Erfurt - Arbeitgeber und Gewerkschaft IG Metall haben sich auf einen Tarifabschluss geeinigt, der einen Zuwachs von 2,2 Prozent vorsieht, wie die IG Metall am Dienstag mitteilte. Zudem wird ihnen im August eine Corona-Beihilfe von 500 Euro ausgezahlt, für Auszubildende beträgt sie 220 Euro. Die Azubi-Vergütung erhöht sich in zwei Schritten bis Februar um 60 Euro. Der Abschluss war am Montag mit der Tarifgemeinschaft Mitteldeutschland des Kfz-Handwerks vereinbart worden, die Betriebe in ganz Ostdeutschland vertritt. Er hat eine Laufzeit bis Ende März 2023.

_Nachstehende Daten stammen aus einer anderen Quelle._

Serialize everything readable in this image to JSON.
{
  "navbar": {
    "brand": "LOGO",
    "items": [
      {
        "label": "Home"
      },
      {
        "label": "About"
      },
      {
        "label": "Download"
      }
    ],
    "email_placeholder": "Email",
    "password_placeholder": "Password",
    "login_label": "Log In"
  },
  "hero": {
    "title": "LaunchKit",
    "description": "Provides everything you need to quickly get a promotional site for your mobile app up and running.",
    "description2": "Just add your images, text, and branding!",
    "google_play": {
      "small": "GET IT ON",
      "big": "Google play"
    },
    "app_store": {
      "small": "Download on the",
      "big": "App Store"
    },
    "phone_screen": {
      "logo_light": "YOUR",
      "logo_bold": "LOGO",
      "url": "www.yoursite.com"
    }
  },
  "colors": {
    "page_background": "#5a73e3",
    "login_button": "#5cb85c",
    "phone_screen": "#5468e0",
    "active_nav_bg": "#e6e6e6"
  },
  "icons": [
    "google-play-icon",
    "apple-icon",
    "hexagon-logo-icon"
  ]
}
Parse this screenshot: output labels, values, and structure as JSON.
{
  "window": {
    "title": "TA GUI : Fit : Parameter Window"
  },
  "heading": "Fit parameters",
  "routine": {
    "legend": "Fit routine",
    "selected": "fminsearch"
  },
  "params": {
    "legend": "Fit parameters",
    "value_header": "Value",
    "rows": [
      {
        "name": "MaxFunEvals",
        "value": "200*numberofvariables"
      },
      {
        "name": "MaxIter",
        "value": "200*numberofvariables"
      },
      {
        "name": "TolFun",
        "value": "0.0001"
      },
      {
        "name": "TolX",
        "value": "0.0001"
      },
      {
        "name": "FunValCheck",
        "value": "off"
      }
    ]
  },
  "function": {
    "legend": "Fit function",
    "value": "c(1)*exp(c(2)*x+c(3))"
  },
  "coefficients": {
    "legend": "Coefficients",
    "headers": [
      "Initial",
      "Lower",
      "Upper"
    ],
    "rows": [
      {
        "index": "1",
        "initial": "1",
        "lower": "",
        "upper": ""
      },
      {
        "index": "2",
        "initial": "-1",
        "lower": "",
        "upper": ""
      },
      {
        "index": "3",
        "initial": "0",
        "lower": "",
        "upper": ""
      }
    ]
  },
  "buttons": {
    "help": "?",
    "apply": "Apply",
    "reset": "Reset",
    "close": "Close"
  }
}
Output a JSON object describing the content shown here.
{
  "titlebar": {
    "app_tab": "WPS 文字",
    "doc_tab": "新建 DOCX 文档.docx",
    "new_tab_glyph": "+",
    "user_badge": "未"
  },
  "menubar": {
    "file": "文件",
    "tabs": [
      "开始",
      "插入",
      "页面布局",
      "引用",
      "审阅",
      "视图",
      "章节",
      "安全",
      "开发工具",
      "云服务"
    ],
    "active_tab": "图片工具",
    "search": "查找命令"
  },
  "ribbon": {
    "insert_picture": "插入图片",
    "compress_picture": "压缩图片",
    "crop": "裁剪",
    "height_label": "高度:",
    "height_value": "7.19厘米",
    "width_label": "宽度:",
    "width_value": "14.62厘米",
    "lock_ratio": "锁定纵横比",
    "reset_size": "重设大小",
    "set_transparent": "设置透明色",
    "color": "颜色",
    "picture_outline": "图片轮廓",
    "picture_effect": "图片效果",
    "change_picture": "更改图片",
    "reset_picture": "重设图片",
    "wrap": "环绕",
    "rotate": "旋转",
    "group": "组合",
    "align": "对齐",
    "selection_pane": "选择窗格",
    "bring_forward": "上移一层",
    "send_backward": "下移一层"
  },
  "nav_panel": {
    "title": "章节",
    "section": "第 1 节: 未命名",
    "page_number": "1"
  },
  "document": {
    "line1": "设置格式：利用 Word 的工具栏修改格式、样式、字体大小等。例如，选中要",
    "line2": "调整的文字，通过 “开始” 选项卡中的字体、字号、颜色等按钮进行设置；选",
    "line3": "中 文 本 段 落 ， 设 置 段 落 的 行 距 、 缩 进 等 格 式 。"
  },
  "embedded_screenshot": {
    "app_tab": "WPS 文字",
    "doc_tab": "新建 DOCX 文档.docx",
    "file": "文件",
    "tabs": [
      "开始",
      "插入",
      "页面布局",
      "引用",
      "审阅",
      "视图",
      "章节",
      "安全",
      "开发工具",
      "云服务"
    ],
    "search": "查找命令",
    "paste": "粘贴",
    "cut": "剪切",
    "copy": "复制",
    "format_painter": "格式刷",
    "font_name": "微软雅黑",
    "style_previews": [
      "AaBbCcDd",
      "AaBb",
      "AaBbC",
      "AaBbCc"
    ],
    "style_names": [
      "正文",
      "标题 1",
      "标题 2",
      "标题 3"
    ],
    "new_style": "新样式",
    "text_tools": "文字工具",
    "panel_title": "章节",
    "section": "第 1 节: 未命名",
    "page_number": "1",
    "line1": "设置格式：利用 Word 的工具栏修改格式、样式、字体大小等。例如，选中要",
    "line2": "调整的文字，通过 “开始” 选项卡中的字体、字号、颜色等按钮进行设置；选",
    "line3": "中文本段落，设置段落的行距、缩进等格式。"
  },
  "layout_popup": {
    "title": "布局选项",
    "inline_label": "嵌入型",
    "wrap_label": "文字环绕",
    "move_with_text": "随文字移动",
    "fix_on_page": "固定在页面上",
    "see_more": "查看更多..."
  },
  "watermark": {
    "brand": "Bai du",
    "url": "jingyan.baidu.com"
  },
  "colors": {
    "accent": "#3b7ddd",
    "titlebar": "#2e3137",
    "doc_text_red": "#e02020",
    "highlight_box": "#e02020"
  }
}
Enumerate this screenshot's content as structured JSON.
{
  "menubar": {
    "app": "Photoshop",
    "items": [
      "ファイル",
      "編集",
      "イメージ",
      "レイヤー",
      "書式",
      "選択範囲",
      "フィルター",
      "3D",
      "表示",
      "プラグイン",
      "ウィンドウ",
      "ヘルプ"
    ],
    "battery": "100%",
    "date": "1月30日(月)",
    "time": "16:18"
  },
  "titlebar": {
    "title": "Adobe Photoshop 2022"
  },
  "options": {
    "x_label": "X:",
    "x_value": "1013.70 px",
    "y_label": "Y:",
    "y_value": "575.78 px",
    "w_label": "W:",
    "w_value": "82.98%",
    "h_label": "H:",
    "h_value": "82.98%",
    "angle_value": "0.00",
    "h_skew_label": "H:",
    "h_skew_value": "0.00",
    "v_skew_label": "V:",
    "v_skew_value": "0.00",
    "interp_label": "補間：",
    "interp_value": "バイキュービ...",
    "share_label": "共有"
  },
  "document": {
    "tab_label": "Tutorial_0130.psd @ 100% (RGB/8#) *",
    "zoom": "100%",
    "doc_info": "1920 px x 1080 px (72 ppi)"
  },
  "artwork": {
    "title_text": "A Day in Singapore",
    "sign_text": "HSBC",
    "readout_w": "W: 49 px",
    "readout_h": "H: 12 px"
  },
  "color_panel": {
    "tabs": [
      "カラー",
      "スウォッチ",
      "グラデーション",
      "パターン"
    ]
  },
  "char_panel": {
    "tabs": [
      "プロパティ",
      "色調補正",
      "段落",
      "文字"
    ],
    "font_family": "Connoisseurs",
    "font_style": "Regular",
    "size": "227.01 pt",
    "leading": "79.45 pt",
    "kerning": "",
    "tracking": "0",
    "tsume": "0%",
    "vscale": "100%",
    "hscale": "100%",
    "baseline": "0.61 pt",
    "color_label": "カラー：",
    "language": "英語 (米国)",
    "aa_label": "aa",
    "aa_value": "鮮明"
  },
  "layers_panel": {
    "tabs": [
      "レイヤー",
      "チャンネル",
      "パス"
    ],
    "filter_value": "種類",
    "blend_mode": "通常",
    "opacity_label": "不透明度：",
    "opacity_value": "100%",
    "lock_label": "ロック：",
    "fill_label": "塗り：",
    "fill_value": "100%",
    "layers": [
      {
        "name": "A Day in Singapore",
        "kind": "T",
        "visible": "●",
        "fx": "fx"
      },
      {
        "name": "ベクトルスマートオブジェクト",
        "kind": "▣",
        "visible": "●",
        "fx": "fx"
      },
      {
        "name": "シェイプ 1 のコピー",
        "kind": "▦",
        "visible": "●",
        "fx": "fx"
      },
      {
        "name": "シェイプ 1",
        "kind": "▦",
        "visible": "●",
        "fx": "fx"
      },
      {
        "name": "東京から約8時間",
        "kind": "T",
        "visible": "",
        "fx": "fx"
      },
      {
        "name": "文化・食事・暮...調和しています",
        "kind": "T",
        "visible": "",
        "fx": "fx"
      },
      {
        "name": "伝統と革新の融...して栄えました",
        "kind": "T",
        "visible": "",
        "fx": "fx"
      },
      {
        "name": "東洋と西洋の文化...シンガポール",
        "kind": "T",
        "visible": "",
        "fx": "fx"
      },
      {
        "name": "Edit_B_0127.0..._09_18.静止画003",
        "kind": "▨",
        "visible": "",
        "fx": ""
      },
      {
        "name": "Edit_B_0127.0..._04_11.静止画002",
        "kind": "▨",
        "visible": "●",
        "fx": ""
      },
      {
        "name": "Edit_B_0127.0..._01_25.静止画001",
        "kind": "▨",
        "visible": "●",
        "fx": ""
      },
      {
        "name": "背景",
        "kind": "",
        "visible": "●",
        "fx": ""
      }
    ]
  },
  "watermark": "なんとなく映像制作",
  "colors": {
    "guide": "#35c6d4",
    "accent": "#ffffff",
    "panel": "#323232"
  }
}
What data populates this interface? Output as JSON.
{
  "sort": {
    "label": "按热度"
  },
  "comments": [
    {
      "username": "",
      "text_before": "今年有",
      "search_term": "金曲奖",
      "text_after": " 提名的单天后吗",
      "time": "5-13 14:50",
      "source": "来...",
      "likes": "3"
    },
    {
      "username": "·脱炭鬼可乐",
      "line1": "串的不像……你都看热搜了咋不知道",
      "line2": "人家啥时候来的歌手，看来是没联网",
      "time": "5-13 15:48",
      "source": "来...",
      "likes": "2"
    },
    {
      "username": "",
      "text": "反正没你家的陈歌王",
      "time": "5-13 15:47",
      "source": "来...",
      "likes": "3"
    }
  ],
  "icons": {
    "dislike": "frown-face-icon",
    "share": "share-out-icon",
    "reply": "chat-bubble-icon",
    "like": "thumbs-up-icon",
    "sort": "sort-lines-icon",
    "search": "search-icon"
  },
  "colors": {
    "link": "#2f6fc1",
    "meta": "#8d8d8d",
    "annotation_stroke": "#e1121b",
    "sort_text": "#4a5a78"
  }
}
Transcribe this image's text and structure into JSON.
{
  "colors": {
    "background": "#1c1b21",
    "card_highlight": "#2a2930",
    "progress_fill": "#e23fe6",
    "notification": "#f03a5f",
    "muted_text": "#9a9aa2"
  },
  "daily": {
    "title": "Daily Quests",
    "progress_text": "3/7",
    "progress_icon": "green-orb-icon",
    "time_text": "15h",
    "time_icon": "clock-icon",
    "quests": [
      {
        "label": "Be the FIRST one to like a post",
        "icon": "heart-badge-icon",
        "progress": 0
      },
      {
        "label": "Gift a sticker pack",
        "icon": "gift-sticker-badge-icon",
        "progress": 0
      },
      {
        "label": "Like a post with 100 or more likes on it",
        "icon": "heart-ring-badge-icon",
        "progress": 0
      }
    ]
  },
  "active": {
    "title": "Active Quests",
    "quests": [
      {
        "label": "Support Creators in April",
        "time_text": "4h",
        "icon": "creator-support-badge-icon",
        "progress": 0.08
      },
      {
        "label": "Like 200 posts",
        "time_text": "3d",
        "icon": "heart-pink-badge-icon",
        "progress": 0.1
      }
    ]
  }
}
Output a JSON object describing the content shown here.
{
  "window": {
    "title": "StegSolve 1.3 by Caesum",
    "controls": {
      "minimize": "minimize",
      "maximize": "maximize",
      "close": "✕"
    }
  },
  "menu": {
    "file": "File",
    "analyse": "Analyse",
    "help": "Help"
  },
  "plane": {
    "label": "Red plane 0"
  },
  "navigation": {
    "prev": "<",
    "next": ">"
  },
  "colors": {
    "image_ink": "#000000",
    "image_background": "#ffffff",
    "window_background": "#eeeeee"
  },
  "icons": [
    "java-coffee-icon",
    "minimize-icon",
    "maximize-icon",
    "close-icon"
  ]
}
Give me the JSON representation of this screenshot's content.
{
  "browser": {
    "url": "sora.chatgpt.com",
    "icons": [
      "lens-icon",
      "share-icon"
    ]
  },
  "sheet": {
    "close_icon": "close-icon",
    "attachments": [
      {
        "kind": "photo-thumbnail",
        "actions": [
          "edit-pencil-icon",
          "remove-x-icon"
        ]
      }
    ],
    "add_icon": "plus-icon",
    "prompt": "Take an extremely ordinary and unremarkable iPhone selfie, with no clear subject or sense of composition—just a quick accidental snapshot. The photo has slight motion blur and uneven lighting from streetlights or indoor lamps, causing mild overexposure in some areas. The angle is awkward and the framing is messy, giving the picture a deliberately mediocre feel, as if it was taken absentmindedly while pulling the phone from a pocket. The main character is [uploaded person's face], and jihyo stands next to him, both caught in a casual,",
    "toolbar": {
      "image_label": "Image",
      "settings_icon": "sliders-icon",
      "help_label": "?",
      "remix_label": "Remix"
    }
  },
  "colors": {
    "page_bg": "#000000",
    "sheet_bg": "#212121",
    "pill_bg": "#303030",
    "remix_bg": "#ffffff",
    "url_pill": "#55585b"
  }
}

In Thüringen profitieren rund 11.000 Beschäftigte davon, laut Landesverband des Kfz-Gewerbes überwiegend in größeren Autohäusern. Verbandsgeschäftsführer Dietmar Hoffmann sprach auf Anfrage von einem fairen Abschluss, "der die beiderseitigen Interessen wahrt" und auch im Hinblick auf die Fachkräftesituation wichtig sei. Der Verhandlungsführer der IG Metall Mitte, Josef Windpassinger, betonte vor allem die "überdurchschnittliche" Erhöhung der Ausbildungsvergütung. "Das fördert die Attraktivität des Handwerks und kann der Abwanderung von jungen Leuten entgegenwirken."